In the heart of this landscape are the little towns of Hampi Bazaar, and across the river, Virupapur Gaddi and Anegundi. Hampi is the modern name for Vijayanagara, a vast Hindu city that flourished from around the 14th century until 1565, when it succumbed to invasion by an alliance of Muslim sultanates and was razed to the ground. And that was the end of what was at the time probably the second largest city in the world – sacked, destroyed and emptied.

The little towns themselves are no longer empty. Hampi Bazaar is full of tuk-tuk drivers and guesthouse owners, though the tourists themselves are harder to spot. Over the river in VG, an international community of unwashed, dreadlocked travellers are in permanent residence. I feel pretty conspicuous in my GAP shorts and the plain t-shirt is doing nothing for my credibility. Nor is the fact that I don't take drugs, if the conversations I have overheard are anything to go by. And not just the conversations - the wild coughing fits of my three Israeli neighbours turned out to be the result of them smoking buckets at 8:30 in the morning before they checked out, and the guy sat opposite me as I type this may actually have passed out while smoking a joint (it's 10am), so long has it been since his eyes were open.

Though the towns are busy, the temples are not. Whereas in Angkor, Cambodia, the town has millions of tourists passing through each year and the best spots are crammed with punters, this place is practically deserted. It's a treat to wander among them like this, with only a handful of backpackers and locals for company. The last stop on my tour is the incredible Vittala Temple. If the others seemed empty, this one is definitely full - they're filming a movie and it is packed with cast, crew, extras and curious, friendly locals.






There is a wonderful synergy between the ruined buildings and their surroundings. In Japan, this is called shakkei, meaning borrowed landscape, where temples were designed to harness the contours of nature and incorporate them into their beauty, but it feels like the reverse has happened here. Man did his best but the stones are so huge, so overpowering, that they dwarf even his greatest efforts to outdo them.





I was reminded of how I felt in Nikko in Japan – a lush forest hiding countless temples, the glorious trees cut down to make way for stone monuments to the Gods. And so it is here in Hampi, where the unique landscape was mined to build a city, and the most intricate and remarkable temples were carved from raw and unsubtle rock. It’s strange to be here, marvelling at the things man has laboured over in the glory of god, when all around us true testimony to the wonders of the Earth, its creation and existence, lie abundant and undisturbed.

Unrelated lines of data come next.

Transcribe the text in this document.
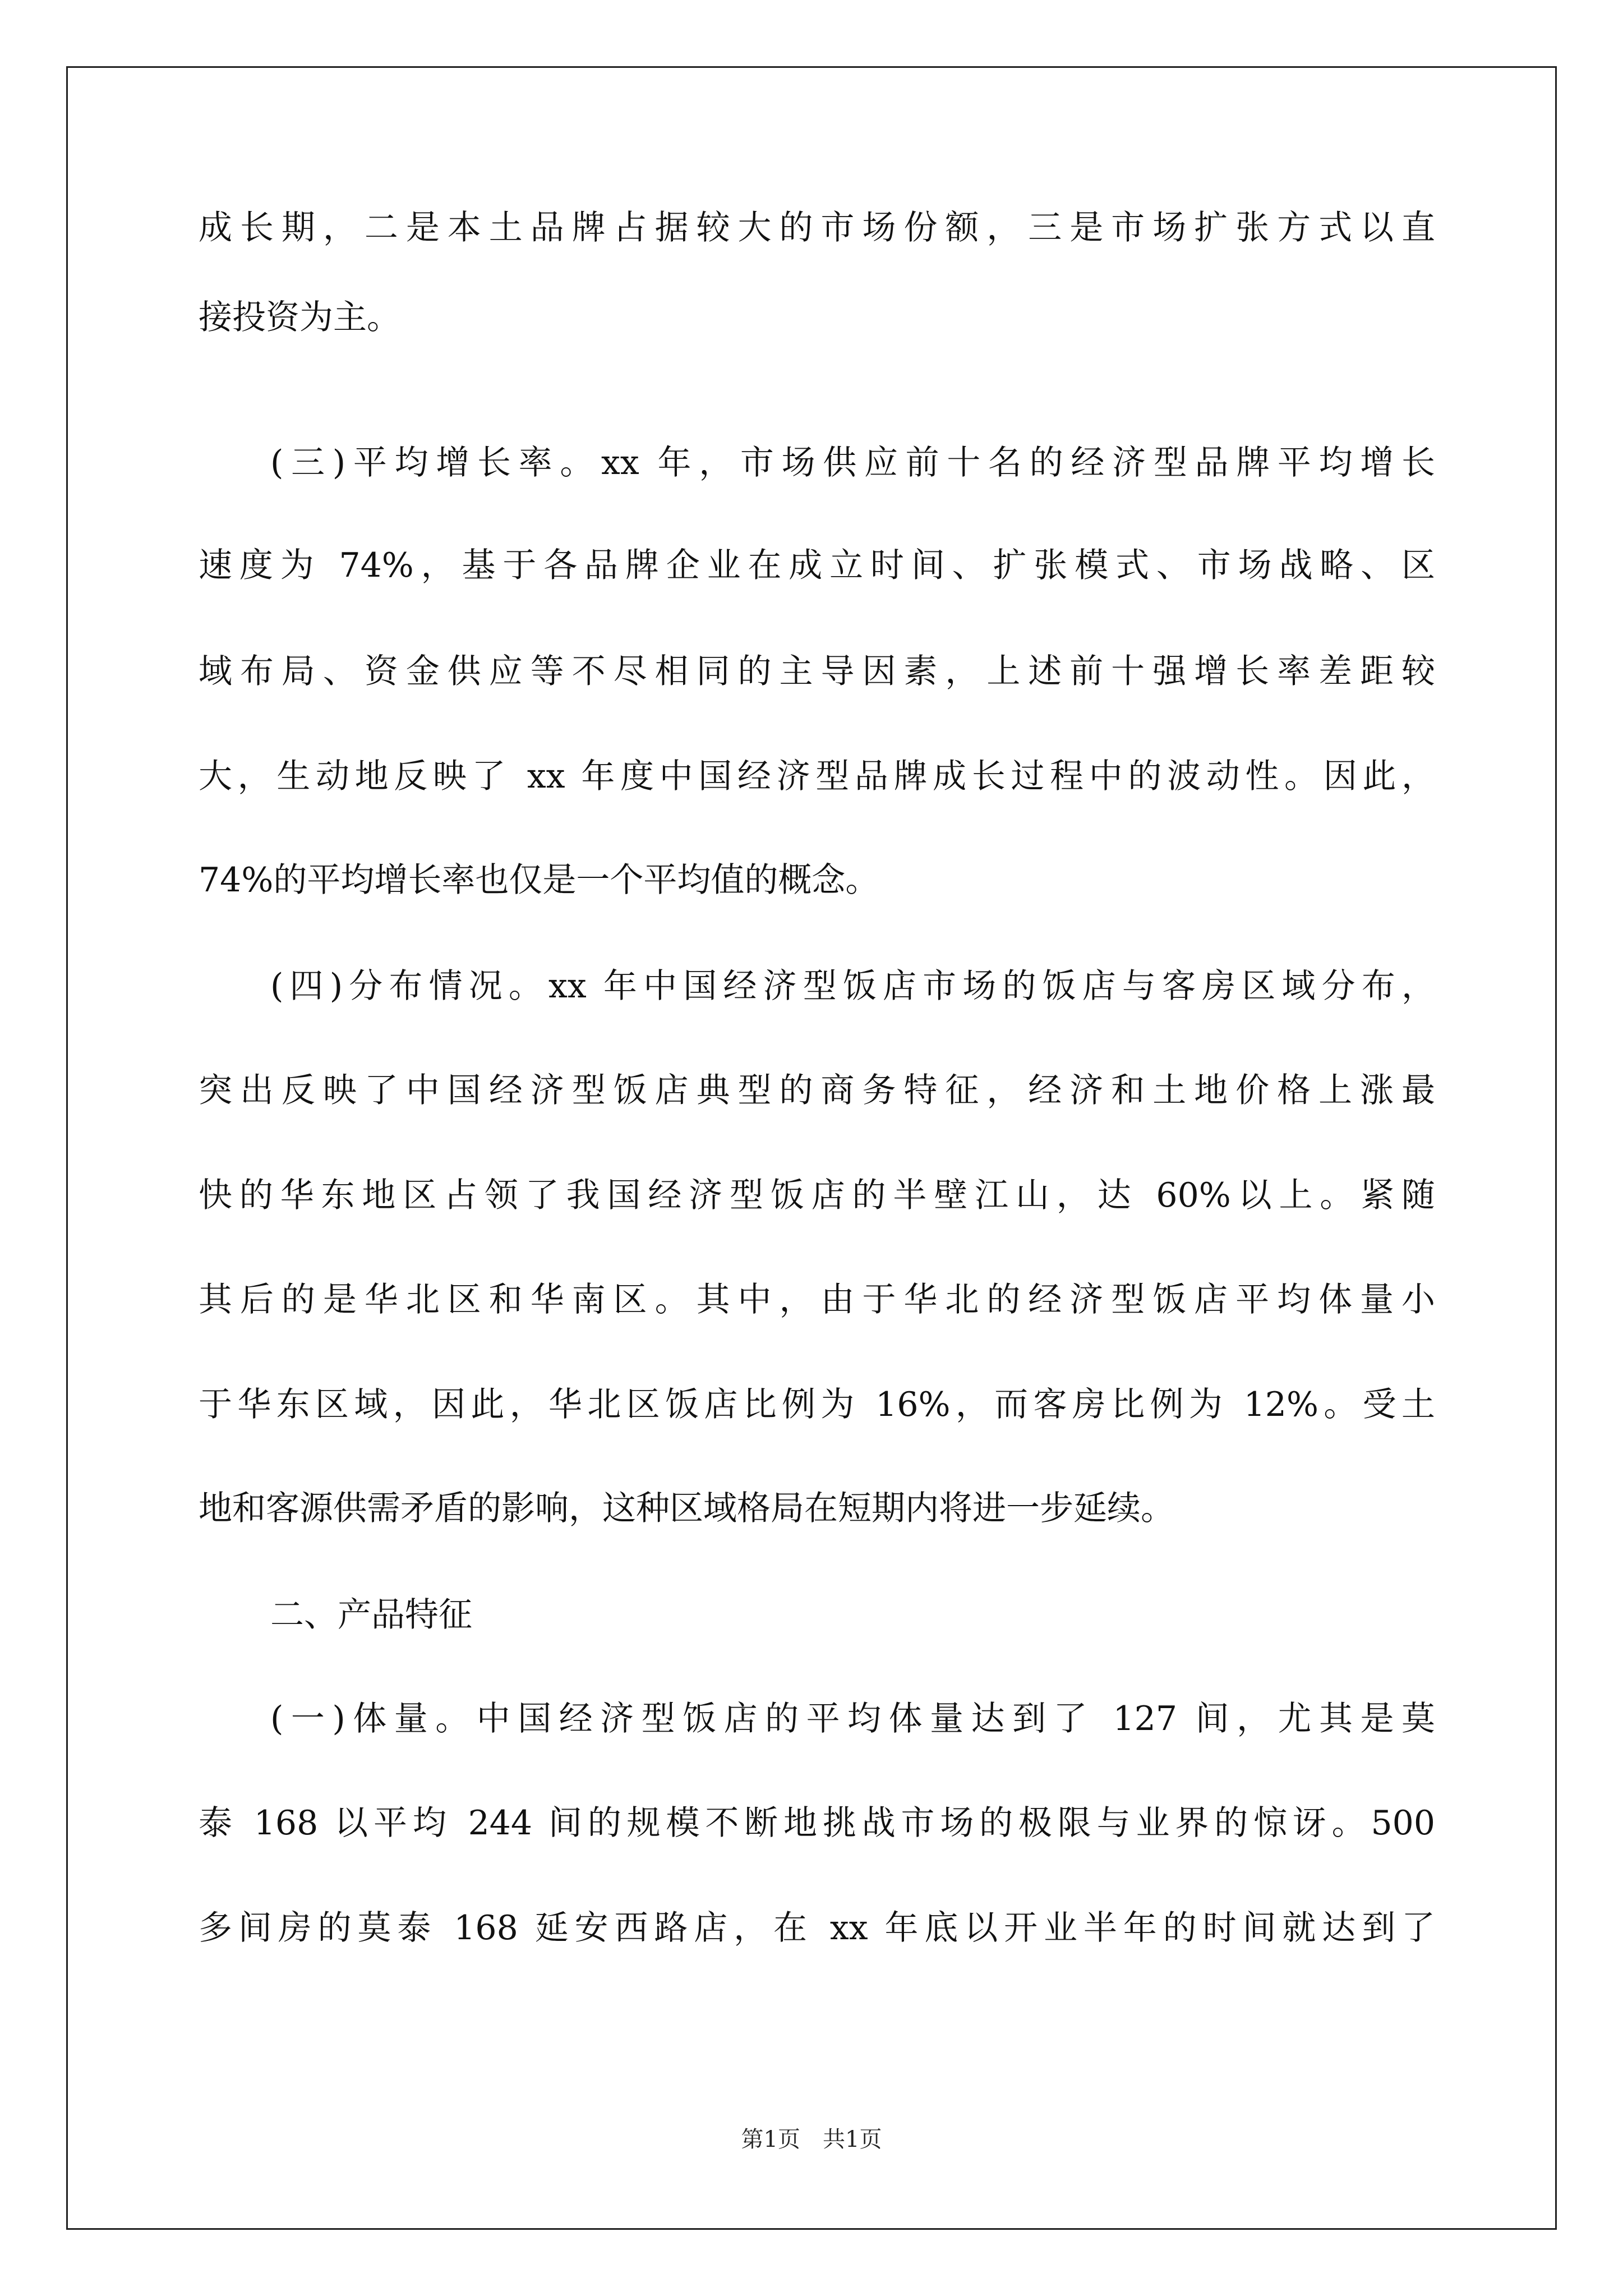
成长期，二是本土品牌占据较大的市场份额，三是市场扩张方式以直

接投资为主。

(三)平均增长率。xx 年，市场供应前十名的经济型品牌平均增长

速度为 74%，基于各品牌企业在成立时间、扩张模式、市场战略、区

域布局、资金供应等不尽相同的主导因素，上述前十强增长率差距较

大，生动地反映了 xx 年度中国经济型品牌成长过程中的波动性。因此，

74%的平均增长率也仅是一个平均值的概念。

(四)分布情况。xx 年中国经济型饭店市场的饭店与客房区域分布，

突出反映了中国经济型饭店典型的商务特征，经济和土地价格上涨最

快的华东地区占领了我国经济型饭店的半壁江山，达 60%以上。紧随

其后的是华北区和华南区。其中，由于华北的经济型饭店平均体量小

于华东区域，因此，华北区饭店比例为 16%，而客房比例为 12%。受土

地和客源供需矛盾的影响，这种区域格局在短期内将进一步延续。

二、产品特征

(一)体量。中国经济型饭店的平均体量达到了 127 间，尤其是莫

泰 168 以平均 244 间的规模不断地挑战市场的极限与业界的惊讶。500

多间房的莫泰 168 延安西路店，在 xx 年底以开业半年的时间就达到了

第1页　共1页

The other evening I climbed the six hundred steps up to Monkey temple on a hill that overlooks the valley. As always, I found myself walking towards the sunset, and again I thought of elsewhere in the world, of White Sands in New Mexico, where I watched an incredible sunset, tiny grains of gypsum sand running through my fingers. My hands reached down to touch the rock beneath me and I was struck most of all by its warmth, and how solid and intransient it seemed compared to those fragments of dust. So I laid my body out across the granite, in savasana, to feel as much of it in contact with me as possible. When I eventually opened my eyes and looked up, the old Sun was almost out of sight, growing larger, it seemed, as we inched away from it, and I thought that it takes being in a landscape like this, what we might call “other-worldly”, to realise just how completely fucking amazing the one we live on really is.